Even for a simple space such as the sphere, it is easy to calculate the cohomology, but I find it much harder to find the ring structure. (This link gives the answer for the 2-sphere, and the generalisation to the $n$-sphere is clear)
I have tried having a look at Hatcher's notes on this (specifically examples 3.7-3.9 on pp. 207-209). Specifically in Hatcher's book, he  claims that $\varphi_1 \cup \psi_1 = 0$ on all 2-simplcies, except the one with outer edge, $b_1$ which is where I got lost. 
I tried having a look at the sphere, which has a very simple cohomology, so I figured the cup product should be easy to calculate. I know that the only two non-zero homology groups are $H^0(S^1,\mathbb{Z}) \simeq \mathbb{Z}$ and $H^n(S^n,\mathbb{Z}) \simeq \mathbb{Z}$. So let 1 be the generator of $H^0$ and $x$ the generator of $H^n$ (do we say 1 in the $H^0$ case, as this is the unit of the ring?). Then we have the cup products $1 \smile 1$, $1 \smile x$, $x \smile 1$,$x \smile x$. I can guess that $1 \smile 1 = 1$, but what about the others? How does one calculate this in general? Obviously there is some something simple I am missing?
Is there another nice book that has some nice examples on calculating cohmology rings?
 A: Maybe I will at least show how the cohomology ring for the sphere works, based on the above. I will leave as community wiki, so it can be tidied up if something is not quite right. If I work out any other spaces, I will try explain them here as well.
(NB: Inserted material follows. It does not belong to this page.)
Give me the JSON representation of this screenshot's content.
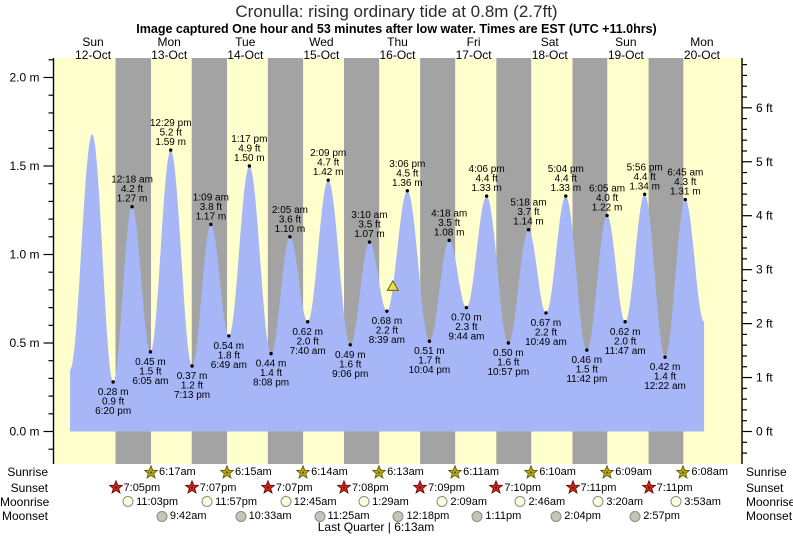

Firstly, note that we know that there are only two non-zero cohomology groups $H^0(S^n,\mathbb{Z})\simeq \mathbb{Z}$ and $H^n(S^n,\mathbb{Z})\simeq \mathbb{Z}$. The element of degree 0 must be the unit of the ring (noting that cup product with $H^0$ is a map $H^k(X;\mathbb{Z}) \otimes H^0(X;\mathbb{Z}) \to H^k(X;\mathbb{Z})$). We therefore label the generator of $H^0$ as 1 and $H^n$ as $x$. The relations satisfied are therefore $1 \smile 1 = 1, 1 \smile x = x, x \smile 1 = x, x \smile x = 0$ (as we end in degree $H^{2n}=0$). We know that $$H^*(X;\mathbb{Z}) = \bigoplus_{p \ge 0} H^p(X;\mathbb{Z})$$ and so we have that $$H^*(X;\mathbb{Z}) \simeq \alpha_1 \cdot 1 \oplus \alpha_2 \cdot x, \quad \alpha_1,\alpha_2 \in \mathbb{Z}$$ with the relations as above. This is abstractly isomorphic to the polynomial ring $\mathbb{Z}[x]/(x^2)$, where $x$ is the generator of $H^n(S^n,\mathbb{Z})$
A similar calculation shows that the cohomology ring for $H^*(\mathbb{R} P^2, \mathbb{Z})$ is $\mathbb{Z}[x]/(2x,x^2)$ where $x$ is a generator of $H^2(\mathbb{R} P^2,\mathbb{Z})$